SOPIR
SEDAN SIALAN
Gradak! Gradak! Sedan merah itu
menyerempet bagian belakang motorku.
Motorku oleng. Aku terjatuh. Untung tak sampai terlindas kendaraan lain.
Pertigaan Jalan Veteran sangat macet siang itu.
Pengemudi mobil itu hanya membuka kaca
sebelah kirinya dan menatapku sekilas. Tak ada satu kata pun ia ucapkan.
Setidaknya untuk menyampaikan permohonan maaf.
Aku segera bangkit dan menegakkan
motorku kembali. Beberapa pengendara motor berhenti sejenak dan menanyaiku
dengan penuh simpati.
“Gak papa tah Mas?”
Aku tersenyum dan menggeleng sambil mengacungkan jempol.
Kalau boleh jujur, sebenarnya aku ingin sekali mengumpat sopir sedan merah itu.
Tapi bagaimana mungkin, di antara para pengendara motor yang melihat nasib
tragisku itu ada seorang cewek yang dulu pernah mengejar-ngejar aku. Sangat
tidak mungkin bagiku menunjukan wajah sedih di hadapannya. Dia pasti masih
ingat kata-kata penolakanku yang kusampaikan pda teman-temanku.
“Aku? Ditaksir Jessica? Mending disosor
sama bemper mobil calon mertua.”
Jangan-jangan aku kualat. Bukankah doa
gadis sejelek Jessica itu manjur? Maklum dia sering sekali dijadikan bahan
tertawaan karena tubuhnya yang tambun dan kulit hitamnya. Anehnya, dia pede
luar biasa.
“Kamu gak papa kan, Zam?” suara Jessica
di antara raungan motor matiknya yang sudah dimodifikasi.

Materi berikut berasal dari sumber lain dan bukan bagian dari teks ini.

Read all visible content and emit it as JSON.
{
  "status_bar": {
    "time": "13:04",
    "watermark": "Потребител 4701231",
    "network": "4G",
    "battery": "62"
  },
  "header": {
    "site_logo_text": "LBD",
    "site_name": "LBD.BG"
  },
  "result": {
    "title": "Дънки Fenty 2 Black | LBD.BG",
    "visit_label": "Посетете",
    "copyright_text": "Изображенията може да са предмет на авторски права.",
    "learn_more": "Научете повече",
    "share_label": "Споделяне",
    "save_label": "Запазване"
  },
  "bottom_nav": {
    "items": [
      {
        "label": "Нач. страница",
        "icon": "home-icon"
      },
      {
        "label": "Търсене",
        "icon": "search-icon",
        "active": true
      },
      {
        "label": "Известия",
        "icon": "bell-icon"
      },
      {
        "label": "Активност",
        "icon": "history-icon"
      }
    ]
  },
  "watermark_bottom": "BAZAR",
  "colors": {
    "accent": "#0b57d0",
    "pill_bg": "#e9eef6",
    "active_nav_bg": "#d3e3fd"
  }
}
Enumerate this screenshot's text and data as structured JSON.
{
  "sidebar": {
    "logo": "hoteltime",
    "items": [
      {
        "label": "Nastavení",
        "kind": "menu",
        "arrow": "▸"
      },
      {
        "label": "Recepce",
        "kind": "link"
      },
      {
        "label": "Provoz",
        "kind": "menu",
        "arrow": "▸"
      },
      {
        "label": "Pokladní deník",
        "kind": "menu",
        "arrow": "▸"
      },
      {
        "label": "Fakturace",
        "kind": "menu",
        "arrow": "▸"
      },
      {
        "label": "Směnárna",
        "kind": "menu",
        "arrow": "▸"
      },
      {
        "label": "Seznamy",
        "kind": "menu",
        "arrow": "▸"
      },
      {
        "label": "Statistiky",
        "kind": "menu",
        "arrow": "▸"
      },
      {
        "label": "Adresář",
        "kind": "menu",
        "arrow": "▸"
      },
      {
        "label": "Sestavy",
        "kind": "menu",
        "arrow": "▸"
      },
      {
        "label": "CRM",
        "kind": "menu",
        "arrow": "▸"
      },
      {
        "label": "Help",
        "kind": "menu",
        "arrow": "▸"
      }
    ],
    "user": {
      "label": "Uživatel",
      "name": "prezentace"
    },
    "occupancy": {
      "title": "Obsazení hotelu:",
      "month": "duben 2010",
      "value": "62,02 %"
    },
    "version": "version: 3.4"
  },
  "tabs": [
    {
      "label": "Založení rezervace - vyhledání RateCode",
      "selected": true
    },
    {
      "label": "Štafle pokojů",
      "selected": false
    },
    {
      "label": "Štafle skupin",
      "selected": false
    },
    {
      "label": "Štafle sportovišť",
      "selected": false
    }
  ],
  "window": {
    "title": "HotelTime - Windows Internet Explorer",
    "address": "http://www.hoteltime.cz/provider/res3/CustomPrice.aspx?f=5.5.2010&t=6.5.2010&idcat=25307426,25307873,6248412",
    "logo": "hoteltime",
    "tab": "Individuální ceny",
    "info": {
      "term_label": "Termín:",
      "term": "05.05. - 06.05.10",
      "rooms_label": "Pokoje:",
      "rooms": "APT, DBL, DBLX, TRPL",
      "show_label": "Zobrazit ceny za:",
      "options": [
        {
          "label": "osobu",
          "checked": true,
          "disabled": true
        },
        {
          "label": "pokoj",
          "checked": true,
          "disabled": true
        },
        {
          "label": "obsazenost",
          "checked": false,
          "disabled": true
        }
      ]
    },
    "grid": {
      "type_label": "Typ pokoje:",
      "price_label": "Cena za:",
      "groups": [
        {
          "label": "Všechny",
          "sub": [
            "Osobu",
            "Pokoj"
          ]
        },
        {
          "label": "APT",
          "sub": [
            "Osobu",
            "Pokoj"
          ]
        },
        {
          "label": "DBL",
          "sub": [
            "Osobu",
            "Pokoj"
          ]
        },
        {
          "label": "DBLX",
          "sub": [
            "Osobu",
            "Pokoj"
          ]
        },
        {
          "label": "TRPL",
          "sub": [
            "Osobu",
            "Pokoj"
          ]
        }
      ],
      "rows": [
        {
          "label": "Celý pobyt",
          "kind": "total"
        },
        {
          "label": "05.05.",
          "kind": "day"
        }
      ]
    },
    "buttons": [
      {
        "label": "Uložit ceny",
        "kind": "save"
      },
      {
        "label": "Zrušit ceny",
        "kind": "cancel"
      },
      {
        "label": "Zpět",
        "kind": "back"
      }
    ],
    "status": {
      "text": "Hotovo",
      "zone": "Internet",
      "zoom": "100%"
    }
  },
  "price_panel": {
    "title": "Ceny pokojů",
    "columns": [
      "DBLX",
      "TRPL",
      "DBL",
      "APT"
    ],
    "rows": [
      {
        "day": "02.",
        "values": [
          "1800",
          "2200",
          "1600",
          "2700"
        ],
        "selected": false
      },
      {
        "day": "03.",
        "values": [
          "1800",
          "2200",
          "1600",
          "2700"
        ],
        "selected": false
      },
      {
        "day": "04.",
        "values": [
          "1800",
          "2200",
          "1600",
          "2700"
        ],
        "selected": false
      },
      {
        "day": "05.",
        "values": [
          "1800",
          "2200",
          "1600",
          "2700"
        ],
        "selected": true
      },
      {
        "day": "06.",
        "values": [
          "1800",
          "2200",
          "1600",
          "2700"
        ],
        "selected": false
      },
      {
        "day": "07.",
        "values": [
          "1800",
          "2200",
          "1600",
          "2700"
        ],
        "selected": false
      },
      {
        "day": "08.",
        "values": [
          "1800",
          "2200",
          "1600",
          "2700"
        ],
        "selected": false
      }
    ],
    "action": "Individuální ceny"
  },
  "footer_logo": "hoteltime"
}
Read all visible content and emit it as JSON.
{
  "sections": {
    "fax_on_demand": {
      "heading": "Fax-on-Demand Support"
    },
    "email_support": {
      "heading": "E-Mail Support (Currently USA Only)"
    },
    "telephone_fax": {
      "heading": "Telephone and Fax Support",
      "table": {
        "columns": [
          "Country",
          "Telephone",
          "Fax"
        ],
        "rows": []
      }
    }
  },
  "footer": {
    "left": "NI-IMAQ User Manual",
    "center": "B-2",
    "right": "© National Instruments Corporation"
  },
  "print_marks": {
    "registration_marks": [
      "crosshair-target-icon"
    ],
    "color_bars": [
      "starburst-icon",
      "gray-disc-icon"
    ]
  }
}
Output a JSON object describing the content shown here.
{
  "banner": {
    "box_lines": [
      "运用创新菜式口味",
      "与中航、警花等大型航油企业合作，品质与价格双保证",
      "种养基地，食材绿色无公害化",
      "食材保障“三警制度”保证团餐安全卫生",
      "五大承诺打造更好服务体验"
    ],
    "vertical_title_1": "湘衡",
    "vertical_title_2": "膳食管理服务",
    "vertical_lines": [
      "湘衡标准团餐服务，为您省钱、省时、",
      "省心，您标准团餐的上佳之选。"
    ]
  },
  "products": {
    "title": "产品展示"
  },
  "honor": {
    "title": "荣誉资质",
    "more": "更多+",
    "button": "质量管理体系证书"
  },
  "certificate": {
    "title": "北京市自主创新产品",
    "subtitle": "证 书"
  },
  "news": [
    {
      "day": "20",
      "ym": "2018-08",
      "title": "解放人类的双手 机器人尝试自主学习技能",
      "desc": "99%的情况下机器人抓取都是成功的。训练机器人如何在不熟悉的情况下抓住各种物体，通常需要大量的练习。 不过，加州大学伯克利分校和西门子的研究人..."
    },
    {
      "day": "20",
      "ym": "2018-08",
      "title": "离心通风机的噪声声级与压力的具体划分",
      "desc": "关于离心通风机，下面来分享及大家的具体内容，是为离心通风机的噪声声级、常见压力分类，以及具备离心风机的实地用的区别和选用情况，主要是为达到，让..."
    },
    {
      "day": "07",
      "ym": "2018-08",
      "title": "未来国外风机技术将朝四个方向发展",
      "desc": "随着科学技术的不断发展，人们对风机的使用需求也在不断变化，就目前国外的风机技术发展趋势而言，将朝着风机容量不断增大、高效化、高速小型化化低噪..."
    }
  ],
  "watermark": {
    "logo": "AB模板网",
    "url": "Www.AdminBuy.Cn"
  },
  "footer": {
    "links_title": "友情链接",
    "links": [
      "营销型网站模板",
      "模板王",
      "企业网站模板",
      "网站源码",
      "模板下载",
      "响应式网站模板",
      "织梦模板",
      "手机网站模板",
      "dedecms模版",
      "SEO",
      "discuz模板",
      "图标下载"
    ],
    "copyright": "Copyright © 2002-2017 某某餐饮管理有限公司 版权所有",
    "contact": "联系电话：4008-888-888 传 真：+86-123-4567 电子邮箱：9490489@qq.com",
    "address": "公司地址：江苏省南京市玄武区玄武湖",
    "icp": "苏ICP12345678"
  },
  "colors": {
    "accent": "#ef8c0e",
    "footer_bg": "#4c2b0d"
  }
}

“Gak papa,” kataku sambil berpura-pura
baik-baik saja. Padahal, sumpah jempol kaki kananku perih banget.
Melihatku berdiri tegar dan sama sekali
tak terluka, Jessica kemudian meninggalkanku. Sama seperti sopir sedan merah
tadi, semua orang tak peduli. Mereka melanjutkan perjalanan.
Sambil menahan rasa sakit di kaki,
kuhidupkan motorku. Kulihat sekitar enam puluh meter dari posisiku terjatuh,
sedan merah yang menabrakku terhenti di perempatan lampu merah. Hm, jarak yang
masih mungkin bagiku untuk mengejar sedan itu. Memang sih motorku tak rusak dan
tak ada luka-luka di tubuhku. Tapi, menabrakku dari belakang kemudian kabur
begitu saja tanpa minta maaf, apalagi memberi pertolongan padaku yang terjatuh,
Oh… sungguh perbuatan yang tak dapat
kumaafkan.
Bener-bener sopir sialan, gerutuku dalam
hati.
Aku nekad menerobos di sela-sela mobil
dan motor yang bergerak pelan.
Jalanan di depan Matos hingga perempatan
kampus selalu macet tiap hari. Apalagi kalau hari Minggu atau hari libur. Jarak
motorku dengan sedan merah itu tinggal 15 meter ketika lampu hijau menyala.
Semoga aku masih bisa mengejarku. Aku benar-benar tak terima dengan
perlakuannya. Darah Arema-ku benar-benar tak bisa menerima penghinaan ini.
Huft…! Lampu sudah hijau. Jarakku dengan
sedan itu tinggal beberapa meter. Tapi puluhan motor dan beberapa buah mobil
benar-benar memenuhi jalan. Aku tak mungkin bisa menerobos lagi.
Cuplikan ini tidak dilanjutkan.